From the gliding trolleys of Dukes Bar to the White Ladies guzzled at the American Bar, whiling the night away at a London hotel bar is often a rewarding ritual. More contemporary than its brethren — although the mix of oak, blinds, and tufted sofas is appealingly old-fashioned — is the civilized, reservations-only Punch Room at the Edition. The concoction of choice at this Fitzrovia retreat is, of course, punch. A clarified milk version, with Cognac, Arrack, cider brandy, dark rum, green tea, and spices, is one to relish by candlelight.

5. Los Angeles: The Spare Room

When the Academy Awards made its debut at the Hollywood Roosevelt in 1929, the hotel was just two years old. Nine decades later, the property remains an L.A. favorite among celebs with its beloved David Hockney-designed pool and playful hangouts like the Spare Room. Dotted with arches, dark wood, and leather, the Spare Room's centerpiece is a retro bowling alley. Over a low-key game of Scrabble in the company of a Salt & Vinegar Martini, the soundscape of balls hurtling down the two lanes is more nostalgic lullaby than aural inconvenience.
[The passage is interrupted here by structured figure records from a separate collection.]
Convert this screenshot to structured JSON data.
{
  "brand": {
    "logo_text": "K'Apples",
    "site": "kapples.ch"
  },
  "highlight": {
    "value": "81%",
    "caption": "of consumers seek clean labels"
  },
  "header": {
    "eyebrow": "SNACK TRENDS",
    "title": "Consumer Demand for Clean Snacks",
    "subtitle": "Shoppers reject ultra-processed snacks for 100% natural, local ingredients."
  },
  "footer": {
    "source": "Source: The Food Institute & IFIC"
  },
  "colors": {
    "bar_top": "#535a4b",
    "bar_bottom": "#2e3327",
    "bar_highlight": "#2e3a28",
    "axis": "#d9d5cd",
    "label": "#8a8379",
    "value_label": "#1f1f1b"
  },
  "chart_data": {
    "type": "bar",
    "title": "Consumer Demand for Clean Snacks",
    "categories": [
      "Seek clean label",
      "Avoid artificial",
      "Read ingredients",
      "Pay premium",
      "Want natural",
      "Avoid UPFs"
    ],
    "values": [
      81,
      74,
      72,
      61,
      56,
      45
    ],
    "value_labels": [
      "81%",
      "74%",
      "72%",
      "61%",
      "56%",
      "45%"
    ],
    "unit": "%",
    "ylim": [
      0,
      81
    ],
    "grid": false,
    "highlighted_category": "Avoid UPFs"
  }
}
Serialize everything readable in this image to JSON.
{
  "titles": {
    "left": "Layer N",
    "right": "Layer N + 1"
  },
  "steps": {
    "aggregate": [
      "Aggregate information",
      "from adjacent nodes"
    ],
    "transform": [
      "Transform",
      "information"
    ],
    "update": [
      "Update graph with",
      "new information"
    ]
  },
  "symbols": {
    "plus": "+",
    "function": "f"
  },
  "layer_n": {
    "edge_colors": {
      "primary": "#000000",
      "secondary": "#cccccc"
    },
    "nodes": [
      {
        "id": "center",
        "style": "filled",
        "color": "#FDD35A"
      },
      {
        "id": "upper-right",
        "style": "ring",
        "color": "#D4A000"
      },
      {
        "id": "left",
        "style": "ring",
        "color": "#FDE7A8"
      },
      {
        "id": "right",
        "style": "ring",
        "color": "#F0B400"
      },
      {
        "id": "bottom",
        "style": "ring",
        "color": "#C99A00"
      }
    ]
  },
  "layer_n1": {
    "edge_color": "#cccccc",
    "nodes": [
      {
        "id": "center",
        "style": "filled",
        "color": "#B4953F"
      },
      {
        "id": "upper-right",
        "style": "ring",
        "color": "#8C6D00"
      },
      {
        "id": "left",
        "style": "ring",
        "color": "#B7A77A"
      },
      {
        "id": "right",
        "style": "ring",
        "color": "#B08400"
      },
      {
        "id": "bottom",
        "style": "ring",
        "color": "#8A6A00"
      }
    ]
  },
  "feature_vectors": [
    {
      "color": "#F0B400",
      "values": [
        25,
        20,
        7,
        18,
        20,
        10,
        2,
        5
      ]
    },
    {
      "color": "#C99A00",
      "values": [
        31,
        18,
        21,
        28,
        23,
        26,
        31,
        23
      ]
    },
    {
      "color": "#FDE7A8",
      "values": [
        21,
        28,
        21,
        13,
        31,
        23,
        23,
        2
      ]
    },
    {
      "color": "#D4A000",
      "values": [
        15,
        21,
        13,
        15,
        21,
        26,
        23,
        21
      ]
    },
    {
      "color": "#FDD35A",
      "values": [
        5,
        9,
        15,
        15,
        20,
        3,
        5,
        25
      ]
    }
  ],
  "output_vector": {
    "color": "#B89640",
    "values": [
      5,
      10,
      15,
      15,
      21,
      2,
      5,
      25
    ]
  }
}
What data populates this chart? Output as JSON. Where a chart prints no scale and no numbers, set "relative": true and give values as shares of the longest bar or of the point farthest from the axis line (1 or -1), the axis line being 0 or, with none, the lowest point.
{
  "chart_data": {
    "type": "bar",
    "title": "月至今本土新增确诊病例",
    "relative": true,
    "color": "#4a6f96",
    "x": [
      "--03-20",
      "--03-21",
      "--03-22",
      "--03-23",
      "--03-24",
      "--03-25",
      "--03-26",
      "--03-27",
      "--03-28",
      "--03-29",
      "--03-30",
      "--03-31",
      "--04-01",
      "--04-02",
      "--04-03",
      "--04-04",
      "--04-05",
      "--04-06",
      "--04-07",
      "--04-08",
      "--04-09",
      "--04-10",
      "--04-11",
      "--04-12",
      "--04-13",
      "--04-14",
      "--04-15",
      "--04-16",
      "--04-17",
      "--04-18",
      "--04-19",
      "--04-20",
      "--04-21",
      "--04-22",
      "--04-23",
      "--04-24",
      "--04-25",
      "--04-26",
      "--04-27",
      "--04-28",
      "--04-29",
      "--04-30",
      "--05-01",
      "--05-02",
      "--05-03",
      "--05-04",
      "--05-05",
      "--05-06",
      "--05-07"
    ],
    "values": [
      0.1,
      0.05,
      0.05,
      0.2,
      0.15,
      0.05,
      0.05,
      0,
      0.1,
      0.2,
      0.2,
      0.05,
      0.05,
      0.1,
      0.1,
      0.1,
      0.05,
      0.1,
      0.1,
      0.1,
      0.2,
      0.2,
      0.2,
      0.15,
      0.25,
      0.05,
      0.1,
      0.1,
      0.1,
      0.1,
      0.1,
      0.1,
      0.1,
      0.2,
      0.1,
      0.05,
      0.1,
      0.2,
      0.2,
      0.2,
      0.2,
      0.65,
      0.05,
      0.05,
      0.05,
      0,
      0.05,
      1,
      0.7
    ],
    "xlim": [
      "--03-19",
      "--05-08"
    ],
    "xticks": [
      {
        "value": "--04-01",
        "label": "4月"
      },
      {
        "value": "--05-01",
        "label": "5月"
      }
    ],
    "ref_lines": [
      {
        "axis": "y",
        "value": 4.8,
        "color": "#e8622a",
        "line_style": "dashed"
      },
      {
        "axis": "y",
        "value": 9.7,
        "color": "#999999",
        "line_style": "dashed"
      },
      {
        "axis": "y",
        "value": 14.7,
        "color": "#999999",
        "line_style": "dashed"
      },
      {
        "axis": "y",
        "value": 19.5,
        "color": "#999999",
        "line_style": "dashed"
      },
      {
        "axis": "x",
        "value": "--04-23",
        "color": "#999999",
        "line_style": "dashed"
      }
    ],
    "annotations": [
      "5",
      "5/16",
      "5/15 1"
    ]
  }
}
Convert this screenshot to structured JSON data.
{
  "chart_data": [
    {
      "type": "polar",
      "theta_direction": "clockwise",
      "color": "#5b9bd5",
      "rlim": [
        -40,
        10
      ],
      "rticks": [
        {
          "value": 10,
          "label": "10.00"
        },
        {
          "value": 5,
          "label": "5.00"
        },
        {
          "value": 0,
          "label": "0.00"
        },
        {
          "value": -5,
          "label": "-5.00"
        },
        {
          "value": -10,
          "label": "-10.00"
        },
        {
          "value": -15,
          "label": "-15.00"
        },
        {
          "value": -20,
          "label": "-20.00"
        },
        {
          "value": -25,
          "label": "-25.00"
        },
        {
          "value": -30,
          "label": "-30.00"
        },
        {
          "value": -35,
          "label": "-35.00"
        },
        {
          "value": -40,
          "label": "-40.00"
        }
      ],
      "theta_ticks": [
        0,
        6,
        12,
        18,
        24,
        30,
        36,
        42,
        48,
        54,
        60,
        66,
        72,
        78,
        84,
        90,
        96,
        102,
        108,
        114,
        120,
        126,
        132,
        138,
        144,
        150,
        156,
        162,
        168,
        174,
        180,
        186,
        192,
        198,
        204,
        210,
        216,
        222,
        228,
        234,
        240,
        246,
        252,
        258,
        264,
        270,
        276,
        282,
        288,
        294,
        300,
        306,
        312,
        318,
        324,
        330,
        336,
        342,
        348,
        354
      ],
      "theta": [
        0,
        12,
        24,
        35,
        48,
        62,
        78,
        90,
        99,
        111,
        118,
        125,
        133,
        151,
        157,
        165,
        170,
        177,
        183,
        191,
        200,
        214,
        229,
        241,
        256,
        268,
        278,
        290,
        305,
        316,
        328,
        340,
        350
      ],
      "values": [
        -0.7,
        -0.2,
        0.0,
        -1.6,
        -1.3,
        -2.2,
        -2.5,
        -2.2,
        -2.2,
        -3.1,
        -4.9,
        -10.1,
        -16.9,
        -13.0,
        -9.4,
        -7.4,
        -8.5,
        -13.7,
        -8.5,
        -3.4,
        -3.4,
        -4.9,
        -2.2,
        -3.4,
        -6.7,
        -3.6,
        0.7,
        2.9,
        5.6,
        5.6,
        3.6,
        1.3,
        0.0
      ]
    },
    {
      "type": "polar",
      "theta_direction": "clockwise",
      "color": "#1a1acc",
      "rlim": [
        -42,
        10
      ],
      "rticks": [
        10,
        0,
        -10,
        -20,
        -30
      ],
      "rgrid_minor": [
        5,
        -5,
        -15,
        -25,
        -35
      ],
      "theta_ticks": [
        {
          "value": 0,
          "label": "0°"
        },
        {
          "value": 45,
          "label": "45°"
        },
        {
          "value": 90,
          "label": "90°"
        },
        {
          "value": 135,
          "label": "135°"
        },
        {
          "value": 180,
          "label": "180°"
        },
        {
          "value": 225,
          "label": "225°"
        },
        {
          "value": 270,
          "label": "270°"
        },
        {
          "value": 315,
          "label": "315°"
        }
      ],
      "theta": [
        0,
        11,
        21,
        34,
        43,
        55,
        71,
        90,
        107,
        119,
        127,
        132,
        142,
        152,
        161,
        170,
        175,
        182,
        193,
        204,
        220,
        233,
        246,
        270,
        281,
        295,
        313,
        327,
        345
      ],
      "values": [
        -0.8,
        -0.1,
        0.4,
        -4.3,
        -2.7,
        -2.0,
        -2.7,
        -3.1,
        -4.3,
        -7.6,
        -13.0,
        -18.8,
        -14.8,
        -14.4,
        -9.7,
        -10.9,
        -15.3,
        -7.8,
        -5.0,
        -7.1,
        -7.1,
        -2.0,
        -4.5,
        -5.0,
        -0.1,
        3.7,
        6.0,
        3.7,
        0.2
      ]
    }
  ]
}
6. New Orleans: Carousel Bar & Lounge

One never goes thirsty in New Orleans. A rich legacy of classic cocktails whipped up by able barkeeps in glamorously boisterous settings makes the Big Easy one of the world's best cities for imbibing. Quality joints abound, but none suffuse the precise enchantment of the Hotel Monteleone's Carousel Bar & Lounge, a French Quarter landmark since 1949. When seated on one of the hand-painted chairs at the round, revolving, pewter-topped bar, spring for a boozy Vieux Carré. The rye-Cognac-sweet vermouth-Bénédictine-Peychaud's bitters libation was first dreamed up here, and the jazz-era portraits and carnival-esque lights only leave guests plummeting further into a convivial past.

7. New York: Bemelmans

Old World New York is fast slipping away, but majestic vestiges remain in the forms of posh hotel lounges like Bemelmans Bar at the Carlyle. Sipping, say, a Calvados-brightened Sidecar here sets patrons back more than $20 — and that's not including a cover charge for when the jazz trio commences its nightly serenade. But one pays for something far more profound than a mere drink. The Art Deco ambiance conjures a timeless Upper East Side, black glass melding with granite and gold leaf. Walls, dominated by circa-1947 murals from Madeline creator Ludwig Bemelmans, depict a bygone Central Park packed with a carefree whimsy that now seems heartbreakingly elusive.

8. Paris: Les Bains

Before reopening as a luxe hotel in the third arrondissement, Les Bains was by turns a Proust-loving Parisian bathhouse and a notorious nightclub where the likes of Mick Jagger cavorted. Situated between two tranquil urban terraces, underneath a ceiling of undulating crimson lacquer, the bar is a prime spot to soak up the 19th-century building's colorful history. While bartenders ply customers with spot-on, hangover-alleviating garlicky Bloody Marys, the presence of Philippe Starck's original black-and-white tile dance floor evokes a glorious period of anything-goes, 1980s debauchery.

A photo posted by Mike Wright (@mikewrightatl) on

9. Rome: Hassler Bar

Atop Rome's must-climb Spanish Steps is the Hassler, a hotel that's held court here since 1893, greeting those who embrace the 135-step climb with antiques and gilded surfaces. A slew of dignitaries and celebrities especially like refueling at Hassler Bar, a clubby establishment shrouded in red leather and dark wood that instantly transports one to the Rome of yesteryear. Amplifying this backdrop are drinks like the Veruschka, a pomegranate and sparkling Italian wine quaff calling to mind the hedonistic days of "La Dolce Vita."

10. Washington, D.C.: Off the Record

Washington, D.C. may never again be the same, yet present-day politicos shall continue to flock to Off the Record, the scarlet-hued, subterranean lair in the Hay-Adams Hotel, just across the street from the White House. Stiff Manhattans savored amid dark paneling and an ornate ceiling lead to loose lips and inevitably, hushed gossip and clandestine deals. Graced by a collection of political caricatures, Off the Record harks back to a time when scandals were more sexy than sinister.